Nigel Ross

Personal information
- Full name: Nigel Douglas Carne Ross
- Born: 21 December 1882 Penzance, Cornwall, England
- Died: 27 January 1933 (aged 50) Manchester, Lancashire, England

Domestic team information
- 1910–1912: Buckinghamshire
- 1905: Cambridge University

Career statistics
| Competition | First-class |
| Matches | 1 |
| Runs scored | 38 |
| Batting average | 19.00 |
| 100s/50s | 0/0 |
| Top score | 26 |
| Catches/stumpings | 2/– |
- Source: Cricinfo, 11 May 2011

= Nigel Ross (cricketer, born 1882) =

English cricketer

Nigel Douglas Carne Ross (21 December 1882 – 27 January 1933) was an English cricketer. Ross' batting and bowling styles are unknown.

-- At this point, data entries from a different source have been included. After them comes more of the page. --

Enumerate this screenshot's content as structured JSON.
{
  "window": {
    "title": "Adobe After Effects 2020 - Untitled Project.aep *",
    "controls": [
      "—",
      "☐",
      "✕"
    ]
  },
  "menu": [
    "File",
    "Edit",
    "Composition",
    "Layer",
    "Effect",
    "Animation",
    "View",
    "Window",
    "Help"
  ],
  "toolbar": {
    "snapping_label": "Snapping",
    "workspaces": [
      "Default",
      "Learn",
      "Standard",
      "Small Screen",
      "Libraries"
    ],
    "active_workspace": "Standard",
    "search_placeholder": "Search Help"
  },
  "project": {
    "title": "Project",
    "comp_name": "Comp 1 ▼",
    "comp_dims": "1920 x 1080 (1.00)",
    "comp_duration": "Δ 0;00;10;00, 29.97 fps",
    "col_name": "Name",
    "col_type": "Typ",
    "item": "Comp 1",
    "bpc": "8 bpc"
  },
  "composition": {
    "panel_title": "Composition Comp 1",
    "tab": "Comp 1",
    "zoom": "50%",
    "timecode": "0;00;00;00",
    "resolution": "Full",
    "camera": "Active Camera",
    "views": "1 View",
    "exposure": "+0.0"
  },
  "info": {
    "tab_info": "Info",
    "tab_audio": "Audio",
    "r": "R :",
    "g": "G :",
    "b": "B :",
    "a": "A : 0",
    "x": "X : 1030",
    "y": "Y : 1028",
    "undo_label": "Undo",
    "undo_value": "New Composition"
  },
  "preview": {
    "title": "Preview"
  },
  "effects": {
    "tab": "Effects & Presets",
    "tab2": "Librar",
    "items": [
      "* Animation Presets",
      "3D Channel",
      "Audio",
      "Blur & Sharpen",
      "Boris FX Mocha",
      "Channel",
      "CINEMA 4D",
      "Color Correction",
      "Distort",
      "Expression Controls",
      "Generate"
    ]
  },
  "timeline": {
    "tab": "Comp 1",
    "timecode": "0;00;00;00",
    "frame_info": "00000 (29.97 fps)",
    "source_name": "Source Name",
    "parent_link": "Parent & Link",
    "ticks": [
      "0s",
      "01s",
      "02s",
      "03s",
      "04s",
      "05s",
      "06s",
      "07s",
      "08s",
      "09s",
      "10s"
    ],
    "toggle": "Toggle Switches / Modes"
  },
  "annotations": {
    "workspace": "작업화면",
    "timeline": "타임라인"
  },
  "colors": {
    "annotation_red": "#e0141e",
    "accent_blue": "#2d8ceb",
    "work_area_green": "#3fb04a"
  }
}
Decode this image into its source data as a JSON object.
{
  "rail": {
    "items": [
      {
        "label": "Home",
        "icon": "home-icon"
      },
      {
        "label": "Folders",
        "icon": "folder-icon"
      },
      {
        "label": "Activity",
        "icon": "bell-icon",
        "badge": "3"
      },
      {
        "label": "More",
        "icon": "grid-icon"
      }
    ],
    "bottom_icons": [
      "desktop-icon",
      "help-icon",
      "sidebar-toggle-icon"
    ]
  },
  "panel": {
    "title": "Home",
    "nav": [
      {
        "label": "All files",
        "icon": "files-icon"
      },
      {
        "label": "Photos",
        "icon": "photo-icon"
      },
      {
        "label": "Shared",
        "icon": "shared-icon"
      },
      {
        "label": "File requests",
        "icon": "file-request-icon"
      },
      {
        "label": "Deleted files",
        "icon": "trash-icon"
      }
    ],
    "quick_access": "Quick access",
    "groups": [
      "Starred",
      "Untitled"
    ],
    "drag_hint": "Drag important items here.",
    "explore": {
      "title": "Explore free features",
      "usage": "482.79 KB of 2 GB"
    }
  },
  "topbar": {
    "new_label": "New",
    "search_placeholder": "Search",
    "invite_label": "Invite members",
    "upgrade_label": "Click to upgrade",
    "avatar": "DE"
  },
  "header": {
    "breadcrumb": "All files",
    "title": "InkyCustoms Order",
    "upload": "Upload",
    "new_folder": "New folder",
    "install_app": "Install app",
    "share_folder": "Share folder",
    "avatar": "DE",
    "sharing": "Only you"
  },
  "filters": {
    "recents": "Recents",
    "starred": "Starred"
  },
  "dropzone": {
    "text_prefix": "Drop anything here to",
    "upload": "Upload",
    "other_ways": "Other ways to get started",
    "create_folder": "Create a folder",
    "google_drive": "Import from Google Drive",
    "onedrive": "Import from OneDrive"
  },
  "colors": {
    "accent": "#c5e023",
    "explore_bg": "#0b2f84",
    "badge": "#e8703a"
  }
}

The son of Kate Selwyn and Joseph Ross, he was born in Penzance, Cornwall, and was educated at Uppingham School, where he represented the school cricket team. Ross made his only first-class appearance for Cambridge University against Warwickshire in 1905. He scored 12 runs in the university's first-innings, before being dismissed by Sam Hargreave, while in their second-innings he scored 26 runs before being dismissed by Fred Moorhouse.

He made his debut for Buckinghamshire in the 1910 Minor Counties Championship against Devon. He played Minor counties cricket for Buckinghamshire from 1910 to 1912, which included 10 Minor Counties Championship matches. He died in Manchester, Lancashire, on 27 January 1933.